Bu seyahat, Türkiye’nin kültürel ve coğrafi çeşitliliğini gözler önüne serdi. İzmir’deki rutinden uzaklaşmak ve ülkenin farklı bölgelerini görmek açısından çok ilginç bir deneyimdi. Ayrıca İzmir’in, büyük bir ülkenin sadece küçük bir kısmını temsil ettiğini bu gezi sırasında tam anlamıyla fark ettim.
Günlük Hayata Uyum
Son iki ayda İzmir’deki hayat daha tanıdık hale geldi. Rutinler oluşturdum ve şehirde favori mekanlarımı keşfettim: kafeler, marketler ve yemek yediğim yerler. Artık İzmir’de dolaşmak çok daha kolay geliyor ve çevreme daha fazla alıştım.
Türkçe öğrenmek hâlâ bir süreç olmaya devam ediyor. Bazen bunaltıcı hissediyorum ve kafam karışıyor ya da tıkandığımı hissediyorum. Ancak, bir şeyi doğru anladığımda ya da söylediğimde yaşadığım anlar beni motive ediyor. Her gün biraz çalışmayı ve Türk arkadaşlarımla sohbetler sırasında dil hakkında sorular sormayı alışkanlık haline getirdim. Bu gayri resmi öğrenme yöntemi hem pratik hem de keyifli oldu.

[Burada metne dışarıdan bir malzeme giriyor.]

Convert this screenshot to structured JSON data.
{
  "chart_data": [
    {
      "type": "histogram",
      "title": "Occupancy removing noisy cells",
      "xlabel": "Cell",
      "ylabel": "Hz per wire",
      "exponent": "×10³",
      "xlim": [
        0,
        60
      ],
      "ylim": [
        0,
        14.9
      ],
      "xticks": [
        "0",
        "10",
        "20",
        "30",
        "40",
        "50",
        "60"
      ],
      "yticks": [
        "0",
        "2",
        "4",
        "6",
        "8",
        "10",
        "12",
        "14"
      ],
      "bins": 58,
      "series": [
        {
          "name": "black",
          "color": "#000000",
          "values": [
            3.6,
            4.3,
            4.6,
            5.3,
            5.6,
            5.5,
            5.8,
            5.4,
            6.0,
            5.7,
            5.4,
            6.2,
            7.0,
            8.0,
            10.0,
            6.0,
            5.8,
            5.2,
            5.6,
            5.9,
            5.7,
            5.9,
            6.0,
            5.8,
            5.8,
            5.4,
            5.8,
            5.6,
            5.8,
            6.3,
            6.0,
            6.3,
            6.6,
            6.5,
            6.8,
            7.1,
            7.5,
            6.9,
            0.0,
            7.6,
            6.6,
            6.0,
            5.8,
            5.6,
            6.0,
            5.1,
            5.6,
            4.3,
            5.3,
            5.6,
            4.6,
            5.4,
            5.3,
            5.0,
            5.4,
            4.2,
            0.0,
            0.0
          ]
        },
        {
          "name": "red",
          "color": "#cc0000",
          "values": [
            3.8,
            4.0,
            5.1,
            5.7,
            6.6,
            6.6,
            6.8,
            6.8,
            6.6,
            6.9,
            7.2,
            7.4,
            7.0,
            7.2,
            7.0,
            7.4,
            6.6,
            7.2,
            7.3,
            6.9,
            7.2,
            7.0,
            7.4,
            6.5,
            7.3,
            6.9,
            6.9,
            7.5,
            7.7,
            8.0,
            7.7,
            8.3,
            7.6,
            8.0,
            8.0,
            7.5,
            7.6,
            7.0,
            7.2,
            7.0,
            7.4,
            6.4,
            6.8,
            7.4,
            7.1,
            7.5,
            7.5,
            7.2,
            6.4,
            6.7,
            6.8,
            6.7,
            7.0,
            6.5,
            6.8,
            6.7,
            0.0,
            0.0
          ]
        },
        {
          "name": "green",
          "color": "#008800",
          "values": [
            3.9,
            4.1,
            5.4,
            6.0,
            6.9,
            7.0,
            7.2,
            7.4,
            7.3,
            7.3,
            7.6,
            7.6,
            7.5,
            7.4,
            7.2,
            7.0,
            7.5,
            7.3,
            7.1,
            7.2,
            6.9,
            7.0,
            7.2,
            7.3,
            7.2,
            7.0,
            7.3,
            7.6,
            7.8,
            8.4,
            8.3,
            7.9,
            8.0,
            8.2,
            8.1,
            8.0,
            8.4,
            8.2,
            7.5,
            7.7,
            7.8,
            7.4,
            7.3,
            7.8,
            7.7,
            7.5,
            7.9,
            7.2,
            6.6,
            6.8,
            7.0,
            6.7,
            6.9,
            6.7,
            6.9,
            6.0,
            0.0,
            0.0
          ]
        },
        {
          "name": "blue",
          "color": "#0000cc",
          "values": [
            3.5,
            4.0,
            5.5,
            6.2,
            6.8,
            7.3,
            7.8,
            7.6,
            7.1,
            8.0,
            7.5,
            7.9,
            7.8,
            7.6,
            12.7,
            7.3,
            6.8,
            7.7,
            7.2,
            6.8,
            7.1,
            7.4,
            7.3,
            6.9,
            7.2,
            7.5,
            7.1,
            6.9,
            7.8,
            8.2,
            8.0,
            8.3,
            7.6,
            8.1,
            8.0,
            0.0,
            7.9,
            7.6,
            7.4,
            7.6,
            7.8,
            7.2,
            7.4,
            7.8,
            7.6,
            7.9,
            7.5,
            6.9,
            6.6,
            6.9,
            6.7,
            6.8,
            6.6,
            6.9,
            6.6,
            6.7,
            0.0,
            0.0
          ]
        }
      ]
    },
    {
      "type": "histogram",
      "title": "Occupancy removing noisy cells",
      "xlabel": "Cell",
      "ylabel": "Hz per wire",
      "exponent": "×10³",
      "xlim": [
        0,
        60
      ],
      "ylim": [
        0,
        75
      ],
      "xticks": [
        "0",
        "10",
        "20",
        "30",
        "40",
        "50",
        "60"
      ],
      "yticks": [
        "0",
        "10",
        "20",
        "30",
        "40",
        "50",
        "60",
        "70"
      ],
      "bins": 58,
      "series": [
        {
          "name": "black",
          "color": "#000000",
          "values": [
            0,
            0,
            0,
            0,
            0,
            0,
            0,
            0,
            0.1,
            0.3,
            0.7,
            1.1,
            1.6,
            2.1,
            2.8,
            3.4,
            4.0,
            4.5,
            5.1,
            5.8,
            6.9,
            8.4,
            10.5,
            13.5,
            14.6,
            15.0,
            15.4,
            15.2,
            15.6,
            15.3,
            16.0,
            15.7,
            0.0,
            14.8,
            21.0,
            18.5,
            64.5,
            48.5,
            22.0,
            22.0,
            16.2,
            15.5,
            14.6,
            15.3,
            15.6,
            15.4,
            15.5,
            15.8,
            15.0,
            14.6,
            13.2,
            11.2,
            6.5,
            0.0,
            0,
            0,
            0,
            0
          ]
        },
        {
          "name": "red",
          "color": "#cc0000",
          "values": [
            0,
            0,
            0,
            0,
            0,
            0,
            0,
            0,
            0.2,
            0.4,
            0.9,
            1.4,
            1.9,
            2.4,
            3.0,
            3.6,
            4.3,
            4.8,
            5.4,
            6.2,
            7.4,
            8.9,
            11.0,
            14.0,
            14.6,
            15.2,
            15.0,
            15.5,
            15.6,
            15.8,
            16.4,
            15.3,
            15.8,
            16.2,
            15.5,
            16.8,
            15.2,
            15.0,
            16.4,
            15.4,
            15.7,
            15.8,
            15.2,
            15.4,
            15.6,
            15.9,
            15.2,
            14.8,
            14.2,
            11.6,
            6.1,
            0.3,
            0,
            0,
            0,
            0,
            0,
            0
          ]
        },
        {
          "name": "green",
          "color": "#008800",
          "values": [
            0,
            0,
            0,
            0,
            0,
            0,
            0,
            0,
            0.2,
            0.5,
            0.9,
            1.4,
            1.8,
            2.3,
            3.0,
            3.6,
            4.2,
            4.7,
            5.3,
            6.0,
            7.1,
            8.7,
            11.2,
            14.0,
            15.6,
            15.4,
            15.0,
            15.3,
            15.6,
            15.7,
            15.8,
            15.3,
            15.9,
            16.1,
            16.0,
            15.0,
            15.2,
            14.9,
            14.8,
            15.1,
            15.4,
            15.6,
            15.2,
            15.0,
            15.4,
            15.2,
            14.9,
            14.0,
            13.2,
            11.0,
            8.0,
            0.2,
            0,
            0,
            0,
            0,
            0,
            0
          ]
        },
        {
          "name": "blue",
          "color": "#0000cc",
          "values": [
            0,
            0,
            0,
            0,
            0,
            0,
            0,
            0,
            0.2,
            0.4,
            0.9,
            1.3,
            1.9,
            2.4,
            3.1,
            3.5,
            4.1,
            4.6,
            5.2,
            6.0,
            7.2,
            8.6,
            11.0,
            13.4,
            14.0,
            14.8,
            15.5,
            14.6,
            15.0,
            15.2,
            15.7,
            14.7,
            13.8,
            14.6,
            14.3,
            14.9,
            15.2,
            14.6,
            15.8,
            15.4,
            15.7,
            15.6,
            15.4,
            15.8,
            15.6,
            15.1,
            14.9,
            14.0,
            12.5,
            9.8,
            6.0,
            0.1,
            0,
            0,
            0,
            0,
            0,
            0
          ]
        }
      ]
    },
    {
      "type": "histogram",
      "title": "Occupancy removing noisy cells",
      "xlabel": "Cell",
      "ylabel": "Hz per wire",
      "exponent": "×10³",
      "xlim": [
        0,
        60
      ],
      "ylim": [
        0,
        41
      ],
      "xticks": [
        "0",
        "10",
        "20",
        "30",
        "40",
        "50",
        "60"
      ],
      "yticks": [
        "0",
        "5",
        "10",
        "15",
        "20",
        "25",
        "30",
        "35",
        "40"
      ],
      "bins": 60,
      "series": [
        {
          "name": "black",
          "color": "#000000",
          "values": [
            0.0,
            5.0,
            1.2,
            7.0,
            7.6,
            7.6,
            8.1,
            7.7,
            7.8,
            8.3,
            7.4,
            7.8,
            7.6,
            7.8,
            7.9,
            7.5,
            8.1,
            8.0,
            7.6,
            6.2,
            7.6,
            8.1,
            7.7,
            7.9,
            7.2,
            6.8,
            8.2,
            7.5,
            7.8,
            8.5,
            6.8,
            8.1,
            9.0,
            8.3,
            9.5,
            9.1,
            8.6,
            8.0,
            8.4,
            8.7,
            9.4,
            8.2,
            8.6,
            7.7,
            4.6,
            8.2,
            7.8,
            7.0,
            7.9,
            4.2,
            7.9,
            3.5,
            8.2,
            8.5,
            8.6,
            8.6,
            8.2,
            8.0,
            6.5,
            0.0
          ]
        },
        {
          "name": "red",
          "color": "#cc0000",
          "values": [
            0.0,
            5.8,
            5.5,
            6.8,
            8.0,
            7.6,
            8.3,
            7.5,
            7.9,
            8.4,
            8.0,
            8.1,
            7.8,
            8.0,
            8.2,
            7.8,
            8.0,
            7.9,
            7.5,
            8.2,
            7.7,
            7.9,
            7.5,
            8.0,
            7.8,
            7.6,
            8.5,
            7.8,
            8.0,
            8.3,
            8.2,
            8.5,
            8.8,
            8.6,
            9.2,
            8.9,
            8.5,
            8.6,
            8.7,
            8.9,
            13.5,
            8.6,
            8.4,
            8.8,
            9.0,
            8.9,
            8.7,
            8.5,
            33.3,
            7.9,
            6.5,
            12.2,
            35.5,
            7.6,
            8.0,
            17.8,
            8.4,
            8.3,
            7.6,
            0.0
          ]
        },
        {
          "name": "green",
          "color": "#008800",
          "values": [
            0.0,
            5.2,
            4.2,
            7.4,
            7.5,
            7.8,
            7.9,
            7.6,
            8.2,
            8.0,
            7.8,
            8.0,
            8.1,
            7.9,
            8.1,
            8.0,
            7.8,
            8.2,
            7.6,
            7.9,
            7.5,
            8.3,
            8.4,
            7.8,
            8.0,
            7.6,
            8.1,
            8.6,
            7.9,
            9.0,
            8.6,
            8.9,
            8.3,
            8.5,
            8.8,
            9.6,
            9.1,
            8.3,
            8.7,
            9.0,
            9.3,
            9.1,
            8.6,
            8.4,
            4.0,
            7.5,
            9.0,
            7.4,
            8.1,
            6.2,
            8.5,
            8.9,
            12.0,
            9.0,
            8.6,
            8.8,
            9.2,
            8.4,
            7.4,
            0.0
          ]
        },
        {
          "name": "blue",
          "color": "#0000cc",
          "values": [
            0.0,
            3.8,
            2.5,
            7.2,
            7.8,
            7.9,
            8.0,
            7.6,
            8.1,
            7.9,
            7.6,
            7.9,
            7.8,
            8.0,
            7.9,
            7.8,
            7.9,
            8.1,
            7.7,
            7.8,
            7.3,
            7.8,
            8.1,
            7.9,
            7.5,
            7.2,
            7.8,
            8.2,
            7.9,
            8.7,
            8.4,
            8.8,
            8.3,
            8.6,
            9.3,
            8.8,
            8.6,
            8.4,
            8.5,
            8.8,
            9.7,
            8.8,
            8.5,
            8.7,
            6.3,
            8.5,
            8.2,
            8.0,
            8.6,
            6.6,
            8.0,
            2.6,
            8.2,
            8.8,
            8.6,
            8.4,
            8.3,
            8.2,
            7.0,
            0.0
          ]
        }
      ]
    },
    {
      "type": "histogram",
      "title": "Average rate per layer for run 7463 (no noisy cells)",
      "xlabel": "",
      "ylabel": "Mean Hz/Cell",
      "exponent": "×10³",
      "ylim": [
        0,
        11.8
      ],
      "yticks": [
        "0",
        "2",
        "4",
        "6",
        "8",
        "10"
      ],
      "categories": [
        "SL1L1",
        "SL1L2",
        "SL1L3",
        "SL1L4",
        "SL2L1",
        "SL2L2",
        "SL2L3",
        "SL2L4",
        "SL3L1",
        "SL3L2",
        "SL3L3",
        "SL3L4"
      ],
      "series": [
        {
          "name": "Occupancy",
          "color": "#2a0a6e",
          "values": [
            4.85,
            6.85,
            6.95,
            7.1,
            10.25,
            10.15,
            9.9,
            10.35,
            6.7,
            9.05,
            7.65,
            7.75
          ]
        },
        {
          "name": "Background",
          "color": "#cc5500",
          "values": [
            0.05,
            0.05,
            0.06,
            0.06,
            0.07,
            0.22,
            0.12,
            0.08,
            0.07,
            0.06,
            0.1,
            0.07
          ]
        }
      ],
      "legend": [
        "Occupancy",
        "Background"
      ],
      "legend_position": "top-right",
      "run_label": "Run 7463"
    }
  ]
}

Evde ise, kısa dönemli iki gönüllünün ayrılması ve uzun dönemli iki gönüllünün gelmesiyle dinamikler değişti. Hepimizin benzer sürelerde burada kalacak olması, daha yerleşik bir grup hisse katkıda bulundu ve aramızdaki bağları güçlendirdi.
Yansıma ve Gelecek Planları
Bu iki ay istikrarlı bir ilerleme dönemi oldu. Yeni beceriler öğrendim, gönüllülük çalışmalarımda bazı zorlukların üstesinden geldim ve Türkiye’deki hayatı daha derinlemesine anladım. Büyük ya da küçük her deneyim, farklı bir kültürel bağlamda yaşamanın ve çalışmanın ne anlama geldiğini anlamama katkıda bulundu.
İleriye bakarken, önümüzdeki birkaç ayın nasıl şekilleneceğini merak ediyorum. Atölyelerimi geliştirmeye, ülkenin daha fazla yerini keşfetmeye ve dili öğrenmeye devam etmeye hevesliyim. Bu deneyim, sürekli bir uyum sağlama ve öğrenme süreci oldu ve bunun nasıl gelişeceğini görmek için sabırsızlanıyorum.